Though if you have counterweights in the tip tethers as well then the loads could perhaps be evened. This gets a bit beyond intuition already…

11. john hare says:

Gravityloss,
It is the stresses in the tip tethers that concern me most. For mass, they are like the payload on a multistage rocket, every added pound is reflected and multiplied as you go down.

It is beyond reasonable intuition. I’m hoping that Kirk and company have already looked into something like this and can either point me to prior art, or tell me the definitive reasons why it won’t work. If there are just technical problems, I have a shot at out-thinking them. Frex, a tiny tip tether length relative to the main boom would experience far less of the cycling loads.

12. John, I can tell you that the NASA momentum exchange tether program never looked at compound tethers because none of us could believe that such a system would spin without hitting itself. Perhaps it’s possible, but I would need to see greater proof before going on an advocacy program for such a system.

The fact that the tether is in an intermediate orbit between the initial and destination orbit isn’t such a bad thing. For a LEO-GTO tether, you don’t really care anyway, and for a suborbital-GTO tether or suborbital-TLI tether, well, we don’t have the material strength to build those tethers yet anyway.

13. john hare says:

Kirk,
Thank you for looking it over. From your comment, it looks to me like this idea was thought of and stopped at the napkin sketch stage. I thought I replied last night, but apparently missed a button. I agree this idea is busted unless a bulletproof way of ensuring separation can be found. I didn’t think I was talking against conventional tethers so much as attempting to address a couple of limitations, material strength through staging, and servicing LEO.

I will give some thought to separation issues and will return to this if I think I see a way.

14. Bob Steinke says:

If you want to deliver a payload to the orbit that the tether is in the payload could climb up to the tether hub before releasing. This would require some kind of climber system, which might not be so simple, but there’s at least an initial proof of concept in the beamed power challenge.

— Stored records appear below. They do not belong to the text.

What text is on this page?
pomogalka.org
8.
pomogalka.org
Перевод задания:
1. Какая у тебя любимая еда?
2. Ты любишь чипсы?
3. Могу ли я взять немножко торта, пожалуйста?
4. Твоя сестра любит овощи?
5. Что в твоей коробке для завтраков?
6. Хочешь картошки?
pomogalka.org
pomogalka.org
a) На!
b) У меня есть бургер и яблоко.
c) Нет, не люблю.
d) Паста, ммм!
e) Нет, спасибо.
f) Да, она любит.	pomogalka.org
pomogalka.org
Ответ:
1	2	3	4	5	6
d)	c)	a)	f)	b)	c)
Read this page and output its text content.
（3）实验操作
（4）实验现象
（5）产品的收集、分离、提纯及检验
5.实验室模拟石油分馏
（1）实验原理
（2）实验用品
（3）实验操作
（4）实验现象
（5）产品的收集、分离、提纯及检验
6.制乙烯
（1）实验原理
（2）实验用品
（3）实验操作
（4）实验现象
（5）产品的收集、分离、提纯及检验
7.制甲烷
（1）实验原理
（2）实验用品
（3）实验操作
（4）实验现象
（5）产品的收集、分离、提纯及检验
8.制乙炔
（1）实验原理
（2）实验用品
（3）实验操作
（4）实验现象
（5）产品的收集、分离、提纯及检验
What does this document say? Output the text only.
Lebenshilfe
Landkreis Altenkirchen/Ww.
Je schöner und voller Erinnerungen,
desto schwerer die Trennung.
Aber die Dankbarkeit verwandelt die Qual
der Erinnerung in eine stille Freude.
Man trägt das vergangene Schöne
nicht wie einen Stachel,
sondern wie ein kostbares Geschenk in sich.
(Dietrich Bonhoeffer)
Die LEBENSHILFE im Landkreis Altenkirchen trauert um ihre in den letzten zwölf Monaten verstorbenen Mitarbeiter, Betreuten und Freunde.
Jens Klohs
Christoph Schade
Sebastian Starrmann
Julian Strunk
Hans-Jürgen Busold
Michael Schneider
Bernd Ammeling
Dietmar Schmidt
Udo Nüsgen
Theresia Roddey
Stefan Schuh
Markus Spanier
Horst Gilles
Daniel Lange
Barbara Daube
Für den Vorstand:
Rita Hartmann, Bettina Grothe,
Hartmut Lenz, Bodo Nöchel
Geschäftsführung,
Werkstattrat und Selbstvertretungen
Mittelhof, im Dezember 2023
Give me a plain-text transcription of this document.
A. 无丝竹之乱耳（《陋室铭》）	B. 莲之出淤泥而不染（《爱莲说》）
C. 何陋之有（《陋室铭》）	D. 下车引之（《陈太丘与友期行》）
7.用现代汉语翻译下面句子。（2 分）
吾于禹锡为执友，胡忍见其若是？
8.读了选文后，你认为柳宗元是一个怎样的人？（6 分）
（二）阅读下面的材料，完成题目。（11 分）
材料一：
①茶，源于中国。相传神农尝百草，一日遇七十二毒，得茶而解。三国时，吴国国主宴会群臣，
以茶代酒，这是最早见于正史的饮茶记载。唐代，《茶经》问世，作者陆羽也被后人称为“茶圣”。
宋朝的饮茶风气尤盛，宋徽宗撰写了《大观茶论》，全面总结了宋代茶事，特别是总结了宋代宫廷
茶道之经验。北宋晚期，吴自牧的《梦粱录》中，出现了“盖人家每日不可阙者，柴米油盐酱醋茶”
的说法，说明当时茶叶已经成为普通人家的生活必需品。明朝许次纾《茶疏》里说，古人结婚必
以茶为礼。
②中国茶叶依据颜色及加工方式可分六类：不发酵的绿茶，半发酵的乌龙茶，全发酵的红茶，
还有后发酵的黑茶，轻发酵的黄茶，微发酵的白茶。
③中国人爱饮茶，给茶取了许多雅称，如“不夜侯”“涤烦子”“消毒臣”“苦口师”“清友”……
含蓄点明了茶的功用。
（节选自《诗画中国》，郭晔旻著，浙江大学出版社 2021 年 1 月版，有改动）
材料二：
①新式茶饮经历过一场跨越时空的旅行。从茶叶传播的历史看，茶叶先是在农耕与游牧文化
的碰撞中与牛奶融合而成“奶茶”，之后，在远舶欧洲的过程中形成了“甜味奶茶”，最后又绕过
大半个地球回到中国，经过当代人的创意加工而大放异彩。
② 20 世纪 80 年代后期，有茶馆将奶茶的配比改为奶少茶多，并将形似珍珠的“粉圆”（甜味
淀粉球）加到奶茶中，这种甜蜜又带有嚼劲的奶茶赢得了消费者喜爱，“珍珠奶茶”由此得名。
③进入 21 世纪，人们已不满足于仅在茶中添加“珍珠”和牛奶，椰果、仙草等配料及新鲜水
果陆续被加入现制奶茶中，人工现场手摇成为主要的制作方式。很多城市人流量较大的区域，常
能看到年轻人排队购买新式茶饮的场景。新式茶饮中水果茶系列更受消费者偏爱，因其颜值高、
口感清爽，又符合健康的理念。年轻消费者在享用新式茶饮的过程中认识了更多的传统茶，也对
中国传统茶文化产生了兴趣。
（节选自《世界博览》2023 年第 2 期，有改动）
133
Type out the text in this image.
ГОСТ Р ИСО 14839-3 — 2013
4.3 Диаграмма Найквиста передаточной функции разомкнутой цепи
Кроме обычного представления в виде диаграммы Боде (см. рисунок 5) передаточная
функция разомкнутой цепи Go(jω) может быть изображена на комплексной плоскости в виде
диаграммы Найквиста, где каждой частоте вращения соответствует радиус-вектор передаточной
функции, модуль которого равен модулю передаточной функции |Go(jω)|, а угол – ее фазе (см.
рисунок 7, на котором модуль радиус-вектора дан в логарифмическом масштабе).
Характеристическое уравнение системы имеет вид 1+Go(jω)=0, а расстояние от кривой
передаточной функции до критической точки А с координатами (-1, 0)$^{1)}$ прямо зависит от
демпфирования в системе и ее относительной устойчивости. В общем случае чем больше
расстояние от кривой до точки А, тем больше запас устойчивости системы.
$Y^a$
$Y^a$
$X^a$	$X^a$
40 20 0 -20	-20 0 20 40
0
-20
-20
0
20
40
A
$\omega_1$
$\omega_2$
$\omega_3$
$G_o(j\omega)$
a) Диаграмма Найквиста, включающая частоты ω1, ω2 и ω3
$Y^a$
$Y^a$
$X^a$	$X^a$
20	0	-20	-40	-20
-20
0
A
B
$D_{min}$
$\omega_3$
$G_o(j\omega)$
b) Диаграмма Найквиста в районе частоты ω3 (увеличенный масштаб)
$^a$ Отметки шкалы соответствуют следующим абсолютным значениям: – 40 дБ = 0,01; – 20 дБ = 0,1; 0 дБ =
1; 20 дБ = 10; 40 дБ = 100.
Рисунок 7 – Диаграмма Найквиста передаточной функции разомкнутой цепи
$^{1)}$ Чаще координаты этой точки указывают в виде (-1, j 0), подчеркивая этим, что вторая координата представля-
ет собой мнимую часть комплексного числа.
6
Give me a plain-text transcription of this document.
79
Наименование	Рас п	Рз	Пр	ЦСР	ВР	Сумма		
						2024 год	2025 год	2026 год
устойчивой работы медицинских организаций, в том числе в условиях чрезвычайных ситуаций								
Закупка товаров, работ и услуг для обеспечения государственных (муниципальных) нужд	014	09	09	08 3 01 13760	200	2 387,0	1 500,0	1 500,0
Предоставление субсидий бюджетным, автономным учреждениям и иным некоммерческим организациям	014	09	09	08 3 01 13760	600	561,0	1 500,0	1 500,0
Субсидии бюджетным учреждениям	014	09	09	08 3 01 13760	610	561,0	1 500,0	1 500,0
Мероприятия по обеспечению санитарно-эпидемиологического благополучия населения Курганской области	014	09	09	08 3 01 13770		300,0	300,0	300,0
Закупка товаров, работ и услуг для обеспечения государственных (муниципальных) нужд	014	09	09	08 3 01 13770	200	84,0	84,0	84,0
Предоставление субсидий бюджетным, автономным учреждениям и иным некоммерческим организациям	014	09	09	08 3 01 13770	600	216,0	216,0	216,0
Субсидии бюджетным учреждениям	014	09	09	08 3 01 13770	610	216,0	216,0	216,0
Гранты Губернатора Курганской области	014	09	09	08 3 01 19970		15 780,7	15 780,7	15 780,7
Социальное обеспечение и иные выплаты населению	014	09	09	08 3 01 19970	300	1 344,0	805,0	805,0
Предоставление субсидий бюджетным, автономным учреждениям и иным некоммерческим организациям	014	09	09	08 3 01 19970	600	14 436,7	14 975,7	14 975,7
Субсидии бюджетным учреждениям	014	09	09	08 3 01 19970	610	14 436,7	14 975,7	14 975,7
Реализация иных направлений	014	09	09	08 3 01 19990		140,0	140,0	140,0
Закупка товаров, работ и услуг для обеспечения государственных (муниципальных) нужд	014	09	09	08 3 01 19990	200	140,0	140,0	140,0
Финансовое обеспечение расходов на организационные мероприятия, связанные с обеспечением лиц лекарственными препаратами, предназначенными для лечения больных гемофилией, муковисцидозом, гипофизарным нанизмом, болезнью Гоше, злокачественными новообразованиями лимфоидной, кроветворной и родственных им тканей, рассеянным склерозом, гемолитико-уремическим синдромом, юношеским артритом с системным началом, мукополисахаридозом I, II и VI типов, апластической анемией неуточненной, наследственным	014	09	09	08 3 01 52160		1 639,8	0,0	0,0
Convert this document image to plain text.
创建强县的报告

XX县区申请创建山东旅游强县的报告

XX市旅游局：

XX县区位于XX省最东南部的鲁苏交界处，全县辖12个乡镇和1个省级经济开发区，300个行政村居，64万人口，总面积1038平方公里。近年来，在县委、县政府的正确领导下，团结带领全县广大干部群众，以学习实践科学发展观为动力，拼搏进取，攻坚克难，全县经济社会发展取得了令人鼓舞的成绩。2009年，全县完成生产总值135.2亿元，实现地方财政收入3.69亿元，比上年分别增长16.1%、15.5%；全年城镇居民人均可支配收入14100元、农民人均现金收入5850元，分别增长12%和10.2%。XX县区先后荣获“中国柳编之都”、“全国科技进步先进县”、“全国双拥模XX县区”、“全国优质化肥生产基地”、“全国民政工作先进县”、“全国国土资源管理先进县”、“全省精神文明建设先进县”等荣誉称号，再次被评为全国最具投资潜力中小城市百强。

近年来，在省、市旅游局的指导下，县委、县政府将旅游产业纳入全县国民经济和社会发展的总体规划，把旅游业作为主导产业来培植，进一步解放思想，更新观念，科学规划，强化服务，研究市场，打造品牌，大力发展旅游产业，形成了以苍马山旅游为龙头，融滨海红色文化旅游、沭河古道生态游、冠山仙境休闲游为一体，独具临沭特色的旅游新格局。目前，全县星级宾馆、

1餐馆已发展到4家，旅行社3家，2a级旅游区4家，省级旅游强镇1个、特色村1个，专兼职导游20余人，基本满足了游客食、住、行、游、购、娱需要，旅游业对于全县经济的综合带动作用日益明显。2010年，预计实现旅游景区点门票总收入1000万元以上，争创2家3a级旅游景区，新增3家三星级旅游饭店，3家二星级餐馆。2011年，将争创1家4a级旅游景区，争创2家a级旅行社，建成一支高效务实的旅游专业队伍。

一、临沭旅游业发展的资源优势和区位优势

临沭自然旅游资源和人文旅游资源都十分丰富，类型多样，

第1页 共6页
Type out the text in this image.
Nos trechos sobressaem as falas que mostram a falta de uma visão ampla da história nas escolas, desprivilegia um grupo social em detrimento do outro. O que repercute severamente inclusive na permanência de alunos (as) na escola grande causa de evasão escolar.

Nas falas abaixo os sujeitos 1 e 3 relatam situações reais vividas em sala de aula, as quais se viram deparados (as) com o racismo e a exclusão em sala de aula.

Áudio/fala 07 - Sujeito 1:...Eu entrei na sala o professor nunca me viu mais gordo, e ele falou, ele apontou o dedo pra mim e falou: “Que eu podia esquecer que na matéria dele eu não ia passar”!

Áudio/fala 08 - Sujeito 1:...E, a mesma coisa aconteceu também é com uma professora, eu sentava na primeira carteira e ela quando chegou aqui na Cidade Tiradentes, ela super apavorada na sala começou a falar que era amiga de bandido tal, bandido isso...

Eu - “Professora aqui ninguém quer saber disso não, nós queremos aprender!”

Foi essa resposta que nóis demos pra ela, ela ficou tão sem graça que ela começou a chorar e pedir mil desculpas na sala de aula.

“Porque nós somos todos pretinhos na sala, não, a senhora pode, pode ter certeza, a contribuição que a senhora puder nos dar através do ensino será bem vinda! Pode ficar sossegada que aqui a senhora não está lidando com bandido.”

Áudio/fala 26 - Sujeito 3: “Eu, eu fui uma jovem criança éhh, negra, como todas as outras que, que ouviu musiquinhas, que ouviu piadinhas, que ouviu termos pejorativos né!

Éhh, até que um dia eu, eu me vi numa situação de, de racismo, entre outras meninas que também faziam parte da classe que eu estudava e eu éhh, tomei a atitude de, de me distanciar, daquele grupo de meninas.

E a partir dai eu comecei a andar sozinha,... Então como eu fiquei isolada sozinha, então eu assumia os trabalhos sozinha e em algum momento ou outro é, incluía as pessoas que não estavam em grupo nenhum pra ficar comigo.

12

15. John, I think it’s certainly an idea worth consideration. Sometimes even bad ideas have good outcomes. I’ll give you an example. I saw a very crude sketch in a paper by Bryan Tillotson of Boeing for a compound tether very similar in principle to what you described. But the sketch wasn’t for the tether–it was for a “catch mechanism” for a tether. It was very different that anything I had previously conceived for that purpose before, but it looked like it might work. Well, to make a long story…shorter…that sketch (which wouldn’t work) led me to a new catch mechanism design (which also wouldn’t work) which led me to another design (which would work, but not well) which led to to another design (which would work okay) which led me to another design (that would work well) which led to design a model that was actually tested successfully.

If I hadn’t read Tillotson’s paper (circa 1989) on that compound tether I wouldn’t have began walking down the road that led to a successful and simple tether catch mechanism design.

16. john hare says:

Kirk,

Thanks for the kind words. I try not to push ideas that have clear flaws pointed out as it irritates the people that give such good feedback. I found one possible workaround today that ‘should’ work for the separation issue. I’m not sure I want to keep pushing it here though. I’ve thrown out the original idea for people to look at and the details I’m playing with now would get boring fast.

17. john hare says:

I said that wrong. Pushing an idea with known flaws is just wrong unless you have a solution in mind.